My son? My son loves it. It comes with a manual that suggests a handful of alternate use positions other than just laying on it, including putting it behind your back while sitting on the floor, say, to play video games or something, and I’ve caught him using it several times on his own, when he has access to our entire sofa plus a couple of recliners and a beanbag and a lot of the time there’s an air mattress in the room with him as well. It’s also occurred to me that if I end up taking this thing to school, it’ll get used all the time— my 8th graders will absolutely love it, and they’re always looking for any excuse to lie on the floor anyway. They’ll fight over it; I have no doubt in my mind about it.

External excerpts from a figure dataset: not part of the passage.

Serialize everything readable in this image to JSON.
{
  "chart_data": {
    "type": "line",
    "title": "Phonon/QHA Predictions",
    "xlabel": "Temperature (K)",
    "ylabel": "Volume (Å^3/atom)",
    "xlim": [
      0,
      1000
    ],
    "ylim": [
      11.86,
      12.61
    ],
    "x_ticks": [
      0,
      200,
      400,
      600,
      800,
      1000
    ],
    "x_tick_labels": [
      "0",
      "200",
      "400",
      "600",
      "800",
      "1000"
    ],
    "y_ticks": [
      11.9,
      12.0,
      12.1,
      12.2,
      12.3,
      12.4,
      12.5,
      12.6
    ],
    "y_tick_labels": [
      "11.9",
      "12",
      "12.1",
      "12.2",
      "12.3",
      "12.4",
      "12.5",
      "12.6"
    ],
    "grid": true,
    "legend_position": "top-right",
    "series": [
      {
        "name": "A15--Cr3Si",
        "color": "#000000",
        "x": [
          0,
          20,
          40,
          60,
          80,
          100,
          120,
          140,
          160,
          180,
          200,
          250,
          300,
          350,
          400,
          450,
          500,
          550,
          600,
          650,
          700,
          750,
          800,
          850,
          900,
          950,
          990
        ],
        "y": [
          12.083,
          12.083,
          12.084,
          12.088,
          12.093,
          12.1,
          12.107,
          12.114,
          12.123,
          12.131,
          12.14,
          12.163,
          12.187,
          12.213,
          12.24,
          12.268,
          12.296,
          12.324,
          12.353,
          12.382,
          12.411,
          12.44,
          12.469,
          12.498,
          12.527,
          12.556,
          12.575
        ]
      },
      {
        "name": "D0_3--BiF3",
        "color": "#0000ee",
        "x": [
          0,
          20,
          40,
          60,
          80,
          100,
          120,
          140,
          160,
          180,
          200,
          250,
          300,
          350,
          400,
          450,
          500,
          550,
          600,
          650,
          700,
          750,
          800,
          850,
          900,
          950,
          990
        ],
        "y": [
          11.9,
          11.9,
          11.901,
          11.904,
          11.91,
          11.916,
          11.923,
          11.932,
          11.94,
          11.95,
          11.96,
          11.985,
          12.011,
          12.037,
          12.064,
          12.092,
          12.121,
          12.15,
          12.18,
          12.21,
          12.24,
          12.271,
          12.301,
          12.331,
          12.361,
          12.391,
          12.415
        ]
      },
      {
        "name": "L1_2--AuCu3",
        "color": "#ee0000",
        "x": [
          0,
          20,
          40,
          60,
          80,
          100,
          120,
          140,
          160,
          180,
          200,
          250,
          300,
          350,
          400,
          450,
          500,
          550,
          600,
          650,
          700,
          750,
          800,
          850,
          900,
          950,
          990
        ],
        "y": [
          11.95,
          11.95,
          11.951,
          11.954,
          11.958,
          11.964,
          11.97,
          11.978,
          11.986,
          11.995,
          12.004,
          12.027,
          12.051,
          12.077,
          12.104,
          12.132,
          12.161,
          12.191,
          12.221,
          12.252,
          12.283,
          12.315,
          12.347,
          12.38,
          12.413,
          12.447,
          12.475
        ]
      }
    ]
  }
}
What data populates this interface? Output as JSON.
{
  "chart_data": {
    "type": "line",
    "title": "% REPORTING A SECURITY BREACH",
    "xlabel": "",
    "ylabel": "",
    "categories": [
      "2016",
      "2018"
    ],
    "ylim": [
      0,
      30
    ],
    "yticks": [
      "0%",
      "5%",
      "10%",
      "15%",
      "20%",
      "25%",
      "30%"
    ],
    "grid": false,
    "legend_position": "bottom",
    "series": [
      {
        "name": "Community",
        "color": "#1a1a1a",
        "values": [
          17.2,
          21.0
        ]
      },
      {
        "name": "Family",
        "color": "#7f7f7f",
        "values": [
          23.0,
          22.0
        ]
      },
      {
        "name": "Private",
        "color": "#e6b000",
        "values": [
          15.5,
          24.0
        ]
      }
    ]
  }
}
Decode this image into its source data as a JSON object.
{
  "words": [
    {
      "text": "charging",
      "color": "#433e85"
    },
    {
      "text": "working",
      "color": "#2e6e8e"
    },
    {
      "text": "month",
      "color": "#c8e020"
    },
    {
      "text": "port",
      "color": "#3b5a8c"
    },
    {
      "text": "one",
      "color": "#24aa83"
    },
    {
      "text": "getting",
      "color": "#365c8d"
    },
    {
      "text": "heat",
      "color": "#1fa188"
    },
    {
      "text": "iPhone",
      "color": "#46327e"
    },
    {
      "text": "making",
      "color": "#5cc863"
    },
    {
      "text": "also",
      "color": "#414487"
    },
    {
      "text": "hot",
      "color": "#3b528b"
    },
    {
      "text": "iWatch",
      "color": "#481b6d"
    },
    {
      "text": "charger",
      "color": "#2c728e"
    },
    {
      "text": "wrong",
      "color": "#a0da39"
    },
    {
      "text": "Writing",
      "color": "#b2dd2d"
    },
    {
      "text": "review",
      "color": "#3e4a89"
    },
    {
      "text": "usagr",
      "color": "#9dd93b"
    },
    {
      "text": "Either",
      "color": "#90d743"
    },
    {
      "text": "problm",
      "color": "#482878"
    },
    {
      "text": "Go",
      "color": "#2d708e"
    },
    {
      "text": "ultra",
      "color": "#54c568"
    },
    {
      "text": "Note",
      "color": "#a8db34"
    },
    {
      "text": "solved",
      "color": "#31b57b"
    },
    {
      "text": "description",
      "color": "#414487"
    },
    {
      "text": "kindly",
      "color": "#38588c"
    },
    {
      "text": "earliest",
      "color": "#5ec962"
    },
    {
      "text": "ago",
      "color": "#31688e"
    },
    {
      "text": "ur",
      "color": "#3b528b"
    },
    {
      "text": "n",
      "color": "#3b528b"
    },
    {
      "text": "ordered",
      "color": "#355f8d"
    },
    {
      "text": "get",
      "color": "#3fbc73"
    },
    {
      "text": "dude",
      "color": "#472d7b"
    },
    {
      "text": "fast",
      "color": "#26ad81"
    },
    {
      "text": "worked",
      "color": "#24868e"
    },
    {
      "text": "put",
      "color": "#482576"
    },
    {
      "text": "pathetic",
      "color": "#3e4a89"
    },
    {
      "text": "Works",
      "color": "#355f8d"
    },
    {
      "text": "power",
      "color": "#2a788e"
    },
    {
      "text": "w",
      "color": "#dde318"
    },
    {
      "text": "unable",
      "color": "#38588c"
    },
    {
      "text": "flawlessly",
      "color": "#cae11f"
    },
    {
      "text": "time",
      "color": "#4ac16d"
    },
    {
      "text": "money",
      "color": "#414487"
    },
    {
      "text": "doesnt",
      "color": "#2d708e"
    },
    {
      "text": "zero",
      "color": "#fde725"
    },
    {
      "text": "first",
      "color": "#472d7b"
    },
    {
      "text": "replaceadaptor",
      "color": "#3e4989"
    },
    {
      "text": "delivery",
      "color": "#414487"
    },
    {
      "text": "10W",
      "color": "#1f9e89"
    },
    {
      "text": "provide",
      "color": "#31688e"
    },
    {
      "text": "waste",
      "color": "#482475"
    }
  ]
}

And if it was priced in such a way to make it reasonable to buy one for a kid, or a handful of them for a classroom, I’d be giving this thing a full-throated endorsement, because not everybody is me, and while this particular thing isn’t going to be great for me I can imagine any number of, uh, I’ll say higher-mobility individuals enjoying it. However, that high build quality I was praising earlier comes with a price tag of $189 for midnight blue or dawn beige, and the premium luxury edition is $229. That’s grown-up money. It’s “Dude, I already bought you a bean bag” money. I have reason to believe I might have access to discount codes, and I’ll update if I do, but I don’t really think anyone is going to be picking up a few of these on a teacher’s salary. So forgive me for offering, shall we say, a somewhat nuanced opinion here, but if it’s intriguing to you and the cost isn’t an issue, I’d say go ahead and scratch that itch and pick it up. It’s not going to be something for everyone, I think, but the people who like it are going to like it a lot.

(*) So, yeah, this is a “product provided free in return for a fair review” scenario. They actually have an affiliate program that I can join but I don’t plan to, and while if it comes up organically I’ll happily refer people to this post, I’m not going to be sneaking Prone Cushion references into my Monthly Reads posts or anything.

(**) worth pointing out that if you sort of shove the cushion under your armpit, you can lie on your side on it as well. I did not test out this position but I’ve seen my son doing it that way. There are pictures on the website if you can’t quite visualize what I’m describing.